An emotional visit to Auschwitz led Teesside University students to share their experience as part of events to mark Holocaust Memorial Day.

A group of students from the University’s School of Arts & Media made short films and prepared presentations as they attempted to comprehend the horror of the Holocaust during a pilgrimage to Poland.

Among them was Rob Sedgwick, second year BA (Hons) Multimedia Journalism student, who said: 'Nothing can prepare you for the feeling when you visit Auschwitz, it’s incomparable to anything I’ve ever seen or experienced and it leaves you with a lot to contemplate and comprehend.'

Rob, 20, from Stokesley, added: 'It’s important to keep the memory alive and hopefully as students, we can help to do that in some way by talking about our experiences of visiting Poland and helping people to share their stories.'

The students talked about their trip and showed their films as part of events held at Teesside University, which each year marks Holocaust Memorial Day on 27 January with prominent speakers, lectures, films and discussion. The aim is remind us all to use the lessons of the past to inform our lives today.

Professor Matthew Feldman, an expert on extremism and the far-right, who was among the speakers at the University, said: 'The national theme for this year’s event was ‘Keep the Memory Alive’ referring above all, to the declining number of Holocaust survivors who are able to recount these horrific experiences first-hand.

'The date of this year’s Holocaust Memorial Day marked the 70th anniversary of the liberation of Auschwitz-Birkenau and we also paused to remember more recent victims of hate-filled, totalitarian ideologies like those shamelessly murdered in Paris at the beginning of this year.'

Among speakers at Teesside’s Holocaust Memorial Day was Professor Aristotle Kallis, from Lancaster University, who spoke on the subject of mass murder and erasure of memory at the Nazi killing camps.

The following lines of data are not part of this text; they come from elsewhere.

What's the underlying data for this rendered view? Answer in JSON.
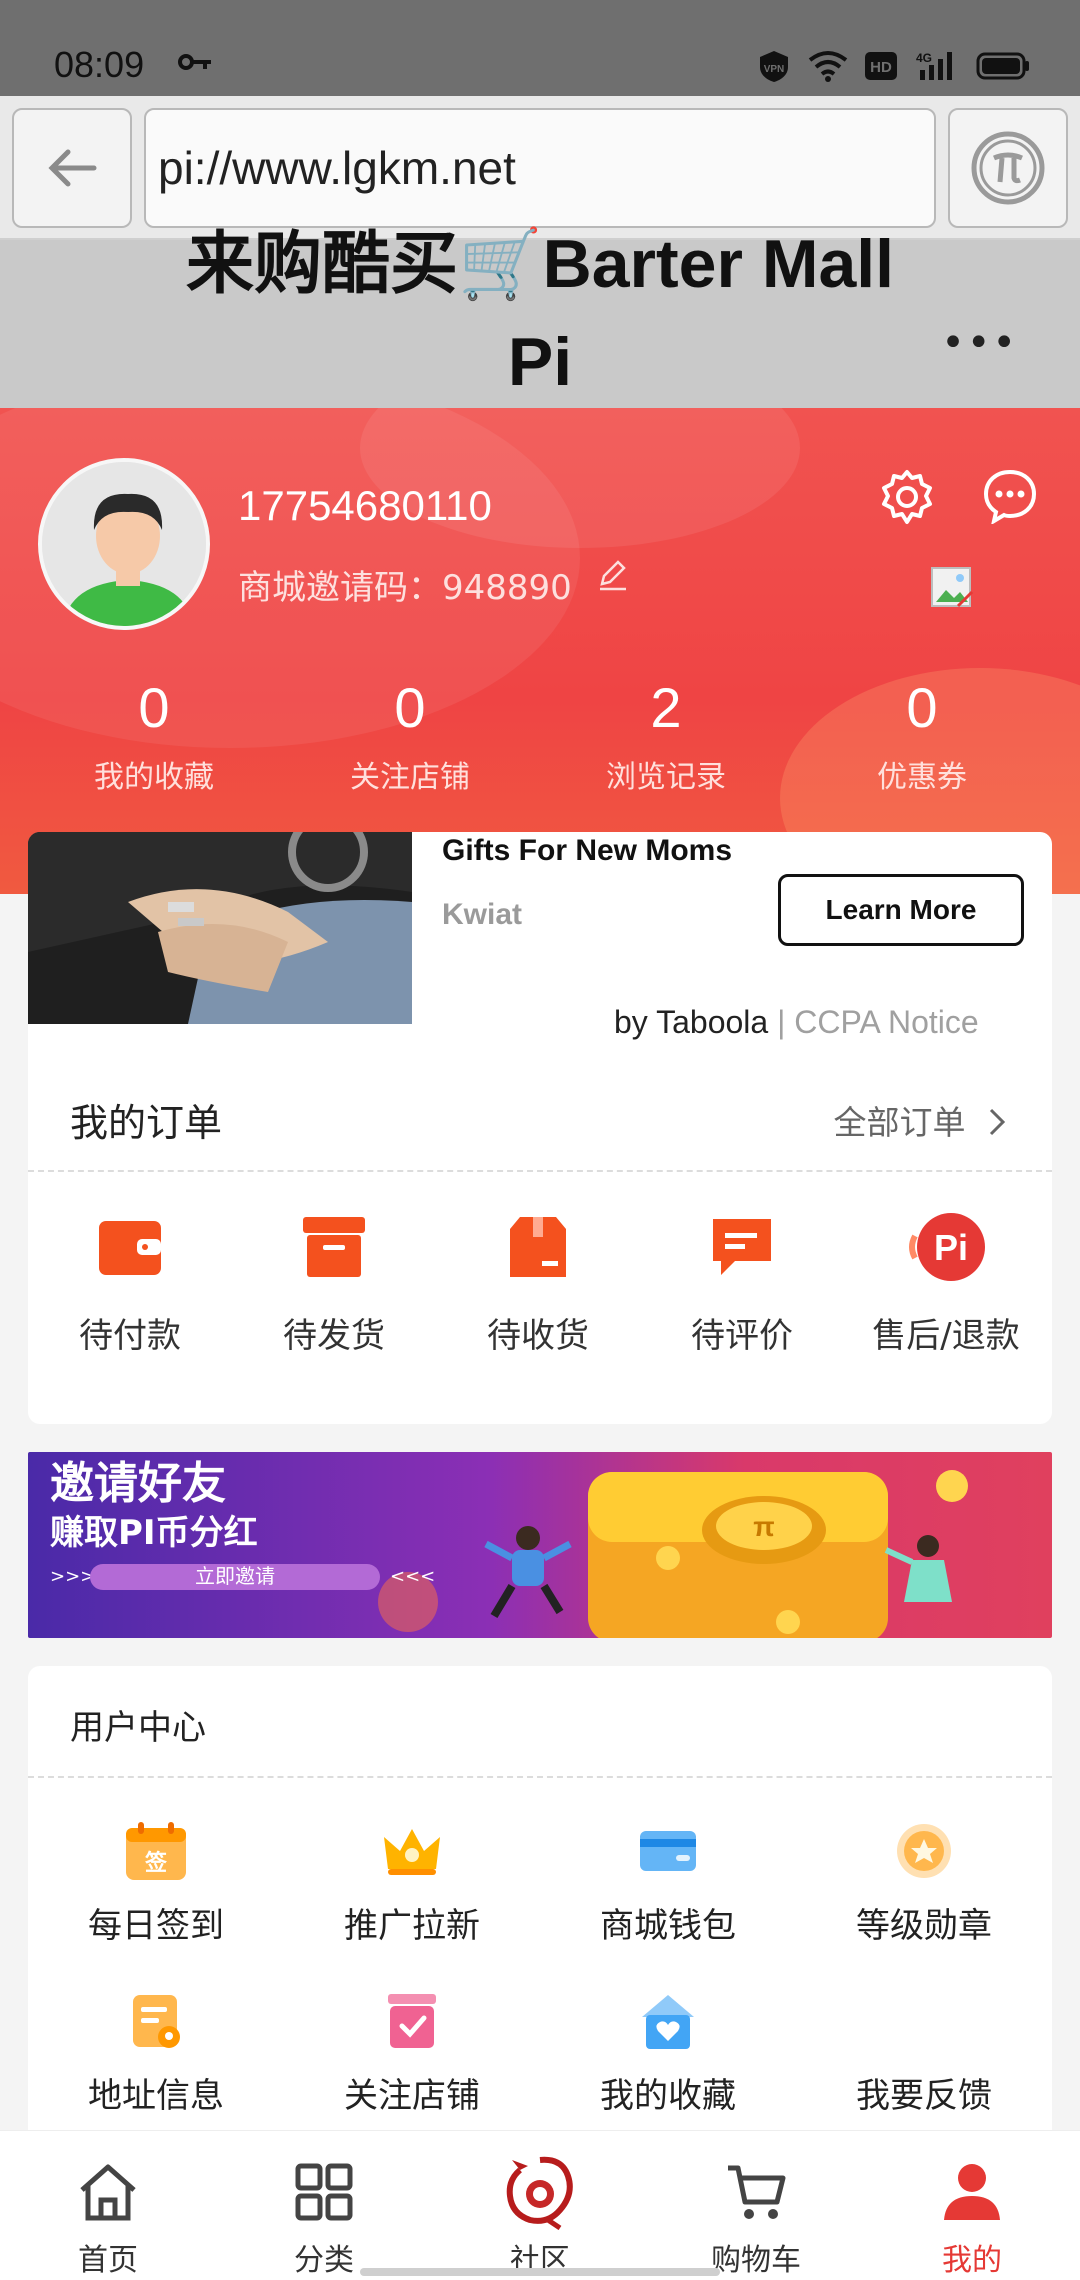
{
  "status_bar": {
    "time": "08:09",
    "icons": [
      "key-icon",
      "vpn-icon",
      "wifi-icon",
      "hd-icon",
      "4g-signal-icon",
      "battery-icon"
    ],
    "vpn_label": "VPN",
    "hd_label": "HD",
    "network_label": "4G"
  },
  "browser": {
    "url": "pi://www.lgkm.net",
    "back_icon": "arrow-left-icon",
    "pi_icon": "pi-icon"
  },
  "site": {
    "title_line1": "来购酷买🛒Barter Mall",
    "title_line2": "Pi",
    "more": "•••"
  },
  "profile": {
    "phone": "17754680110",
    "invite_code": "商城邀请码：948890",
    "stats": [
      {
        "value": "0",
        "label": "我的收藏"
      },
      {
        "value": "0",
        "label": "关注店铺"
      },
      {
        "value": "2",
        "label": "浏览记录"
      },
      {
        "value": "0",
        "label": "优惠券"
      }
    ]
  },
  "ad": {
    "title": "Gifts For New Moms",
    "source": "Kwiat",
    "button": "Learn More",
    "by": "by Taboola",
    "separator": " | ",
    "notice": "CCPA Notice"
  },
  "orders": {
    "title": "我的订单",
    "all_label": "全部订单",
    "items": [
      {
        "label": "待付款",
        "icon": "wallet-icon"
      },
      {
        "label": "待发货",
        "icon": "box-icon"
      },
      {
        "label": "待收货",
        "icon": "package-icon"
      },
      {
        "label": "待评价",
        "icon": "comment-icon"
      },
      {
        "label": "售后/退款",
        "icon": "pi-refund-icon"
      }
    ]
  },
  "banner": {
    "line1": "邀请好友",
    "line2": "赚取PI币分红",
    "cta": "立即邀请",
    "cta_left": ">>>",
    "cta_right": "<<<",
    "coin_symbol": "π"
  },
  "user_center": {
    "title": "用户中心",
    "items": [
      {
        "label": "每日签到",
        "icon": "checkin-calendar-icon"
      },
      {
        "label": "推广拉新",
        "icon": "crown-icon"
      },
      {
        "label": "商城钱包",
        "icon": "wallet-card-icon"
      },
      {
        "label": "等级勋章",
        "icon": "medal-icon"
      },
      {
        "label": "地址信息",
        "icon": "address-icon"
      },
      {
        "label": "关注店铺",
        "icon": "store-follow-icon"
      },
      {
        "label": "我的收藏",
        "icon": "favorite-icon"
      },
      {
        "label": "我要反馈",
        "icon": "feedback-icon"
      }
    ]
  },
  "bottom_nav": {
    "items": [
      {
        "label": "首页",
        "icon": "home-icon"
      },
      {
        "label": "分类",
        "icon": "category-grid-icon"
      },
      {
        "label": "社区",
        "icon": "community-dragon-icon"
      },
      {
        "label": "购物车",
        "icon": "cart-icon"
      },
      {
        "label": "我的",
        "icon": "user-icon"
      }
    ],
    "active_index": 4
  },
  "colors": {
    "accent": "#e53935",
    "profile_bg": "#ef4444",
    "order_icon": "#f4511e"
  }
}
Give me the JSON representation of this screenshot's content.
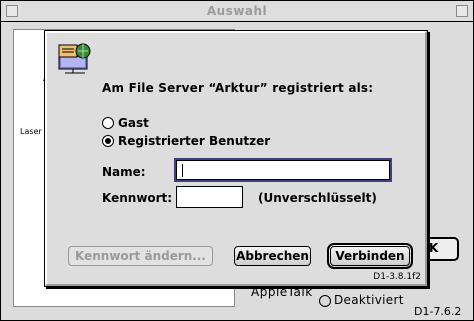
{
  "background_window": {
    "title": "Auswahl",
    "fragment_a": "A",
    "fragment_laser": "Laser",
    "ok_fragment": "K",
    "appletalk_label": "AppleTalk",
    "deactivated_label": "Deaktiviert",
    "version": "D1-7.6.2"
  },
  "dialog": {
    "icon": "file-server-icon",
    "heading": "Am File Server “Arktur” registriert als:",
    "options": [
      {
        "label": "Gast",
        "selected": false
      },
      {
        "label": "Registrierter Benutzer",
        "selected": true
      }
    ],
    "name_label": "Name:",
    "name_value": "",
    "password_label": "Kennwort:",
    "password_value": "",
    "unencrypted_note": "(Unverschlüsselt)",
    "buttons": {
      "change_password": "Kennwort ändern...",
      "cancel": "Abbrechen",
      "connect": "Verbinden"
    },
    "version": "D1-3.8.1f2"
  },
  "colors": {
    "dialog_bg": "#dddddd",
    "focus_ring": "#404080",
    "disabled_text": "#9a9a9a"
  }
}
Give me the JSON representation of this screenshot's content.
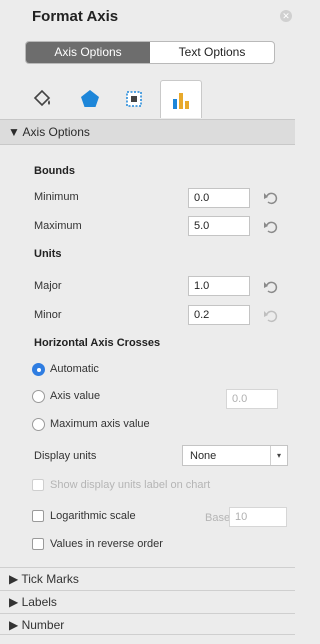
{
  "panel": {
    "title": "Format Axis"
  },
  "tabs": [
    {
      "label": "Axis Options"
    },
    {
      "label": "Text Options"
    }
  ],
  "icon_tabs": [
    "fill-bucket-icon",
    "pentagon-shape-icon",
    "size-properties-icon",
    "bar-chart-icon"
  ],
  "section": {
    "label": "▼ Axis Options"
  },
  "bounds": {
    "heading": "Bounds",
    "minimum": {
      "label": "Minimum",
      "value": "0.0"
    },
    "maximum": {
      "label": "Maximum",
      "value": "5.0"
    }
  },
  "units": {
    "heading": "Units",
    "major": {
      "label": "Major",
      "value": "1.0"
    },
    "minor": {
      "label": "Minor",
      "value": "0.2"
    }
  },
  "crosses": {
    "heading": "Horizontal Axis Crosses",
    "automatic": "Automatic",
    "axis_value": "Axis value",
    "axis_value_placeholder": "0.0",
    "maximum": "Maximum axis value",
    "selected": "Automatic"
  },
  "display_units": {
    "label": "Display units",
    "value": "None"
  },
  "show_label": {
    "label": "Show display units label on chart"
  },
  "log_scale": {
    "label": "Logarithmic scale",
    "base_label": "Base",
    "base_value": "10"
  },
  "reverse": {
    "label": "Values in reverse order"
  },
  "collapsed": [
    {
      "label": "▶ Tick Marks"
    },
    {
      "label": "▶ Labels"
    },
    {
      "label": "▶ Number"
    }
  ],
  "colors": {
    "accent": "#2f7de1",
    "tab_selected": "#6d6d6d"
  }
}
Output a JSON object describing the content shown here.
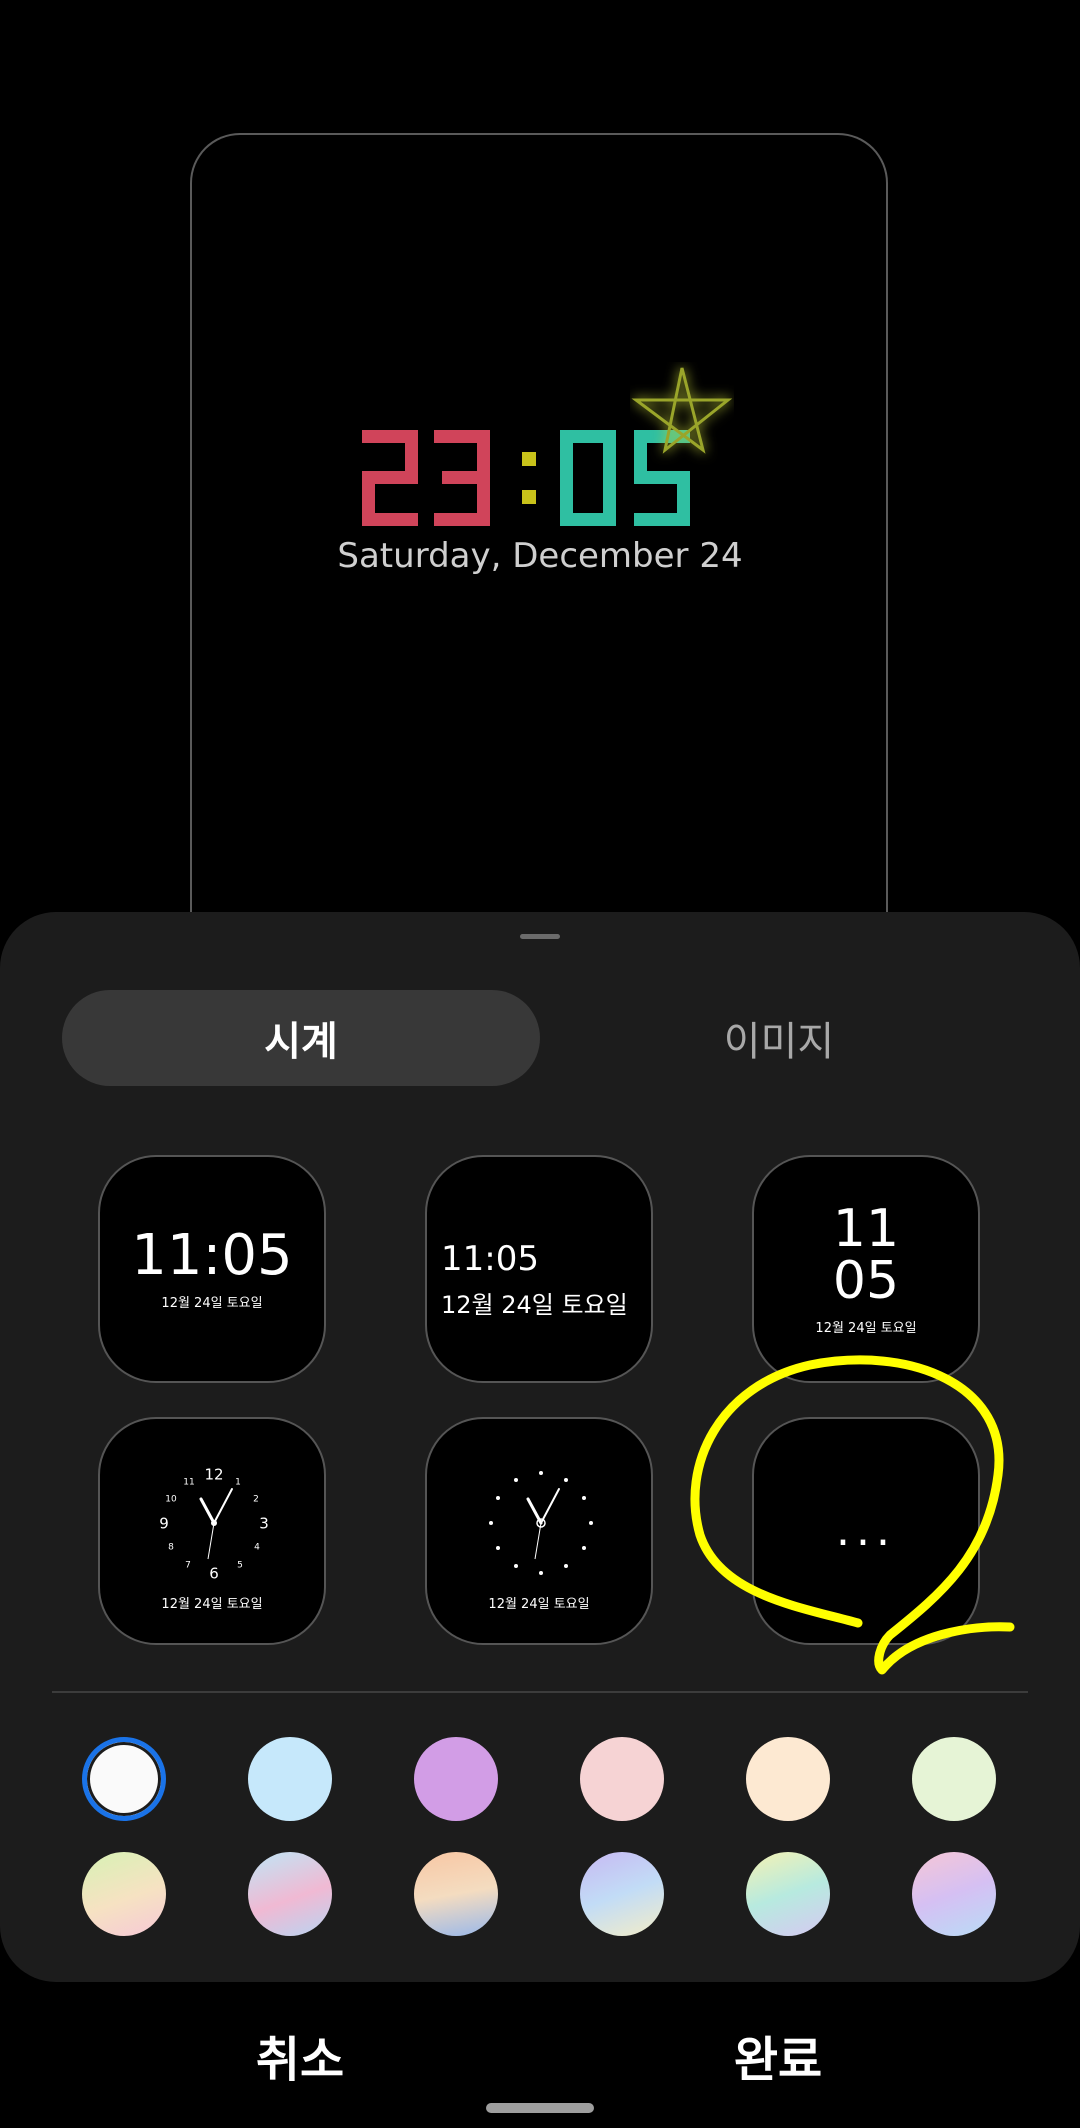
{
  "preview": {
    "clock_digits": "23:05",
    "date": "Saturday, December 24",
    "colors": {
      "hours": "#d0445a",
      "colon": "#c8c21a",
      "minutes": "#2fbfa2",
      "star": "#9aa52a"
    }
  },
  "tabs": [
    {
      "label": "시계",
      "active": true
    },
    {
      "label": "이미지",
      "active": false
    }
  ],
  "clock_styles": [
    {
      "time": "11:05",
      "date": "12월 24일 토요일"
    },
    {
      "time": "11:05",
      "date": "12월 24일 토요일"
    },
    {
      "time_hour": "11",
      "time_min": "05",
      "date": "12월 24일 토요일"
    },
    {
      "numerals": [
        "12",
        "1",
        "2",
        "3",
        "4",
        "5",
        "6",
        "7",
        "8",
        "9",
        "10",
        "11"
      ],
      "date": "12월 24일 토요일"
    },
    {
      "date": "12월 24일 토요일"
    },
    {
      "more_icon": "more-horizontal-icon",
      "label": "..."
    }
  ],
  "color_swatches": [
    "#fafafa",
    "#c6e8fb",
    "#d29de6",
    "#f6d3d4",
    "#fde9d2",
    "#e6f4d6",
    "gradient-1",
    "gradient-2",
    "gradient-3",
    "gradient-4",
    "gradient-5",
    "gradient-6"
  ],
  "selected_swatch": 0,
  "actions": {
    "cancel": "취소",
    "done": "완료"
  },
  "annotation_color": "#ffff00"
}
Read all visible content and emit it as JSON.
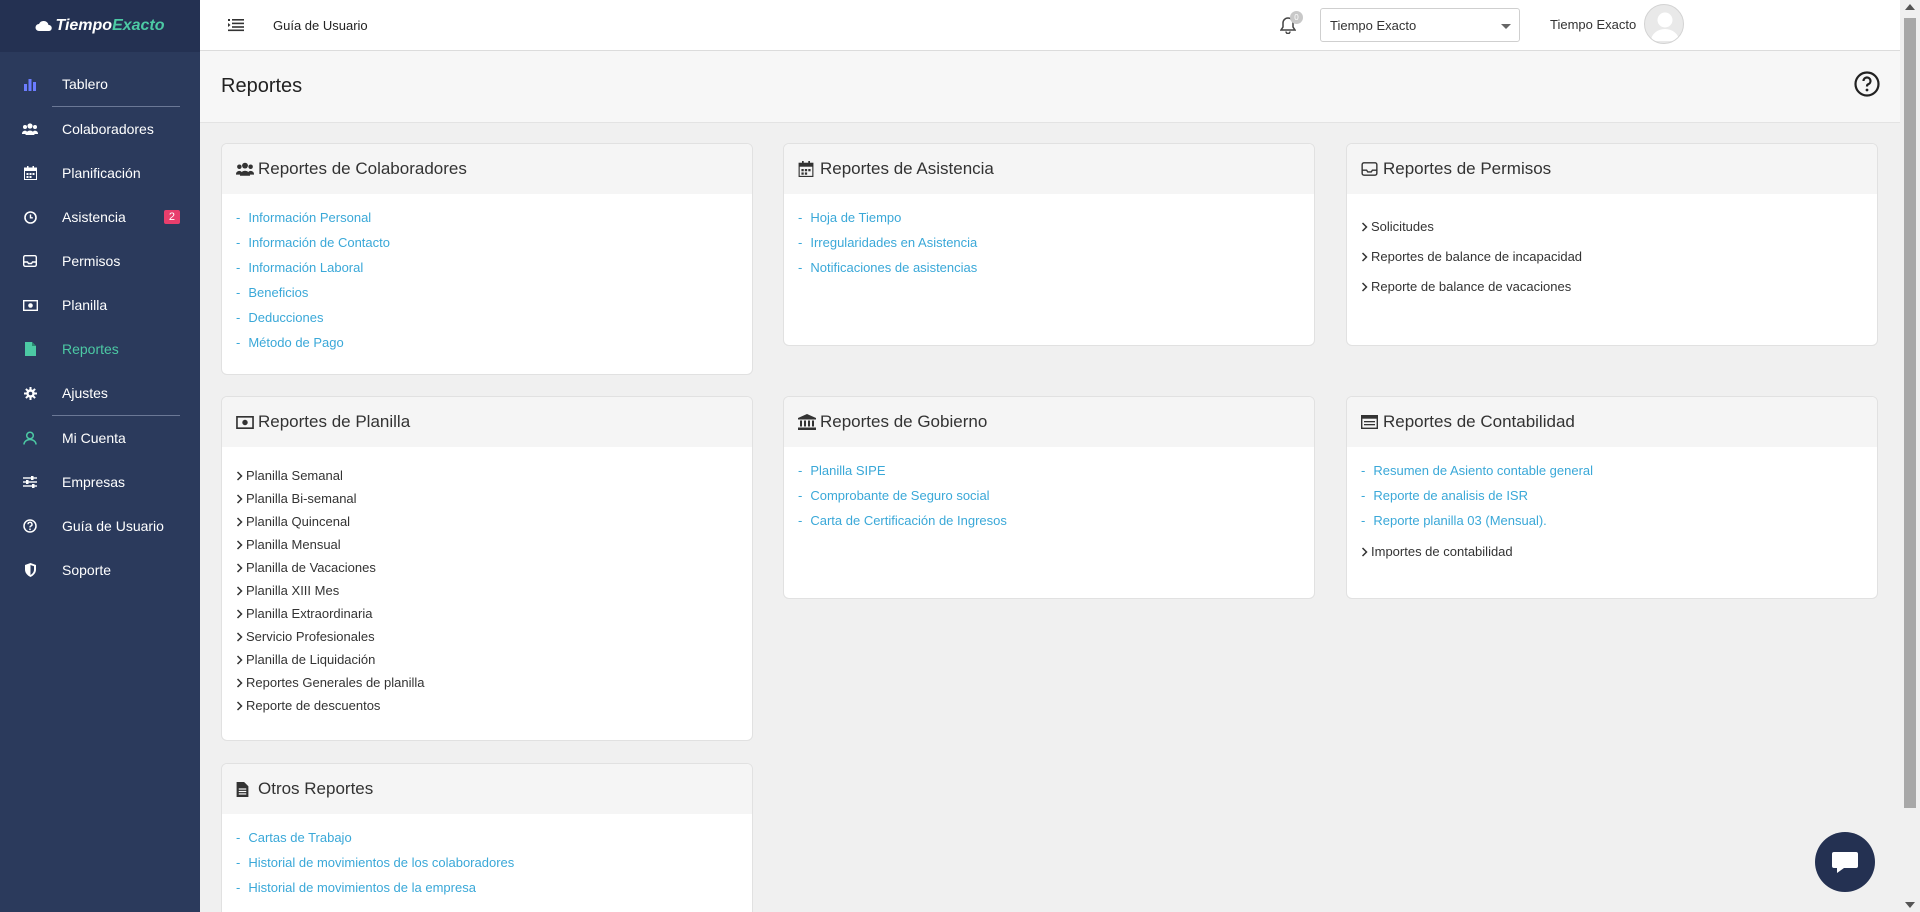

Teesside University BA (Hons) Television and Film Production graduate Robin Pepper presented his film An Auschwitz Promise about Iby Knill, who wrote a book about her time in Auschwitz-Birkenau. Journalism lecturer Mark Handscomb presented a talk Forgiving Dr Mengele, with the event concluded by Professor Feldman with a lecture and discussion looking at the representation of the Holocaust in mainstream films.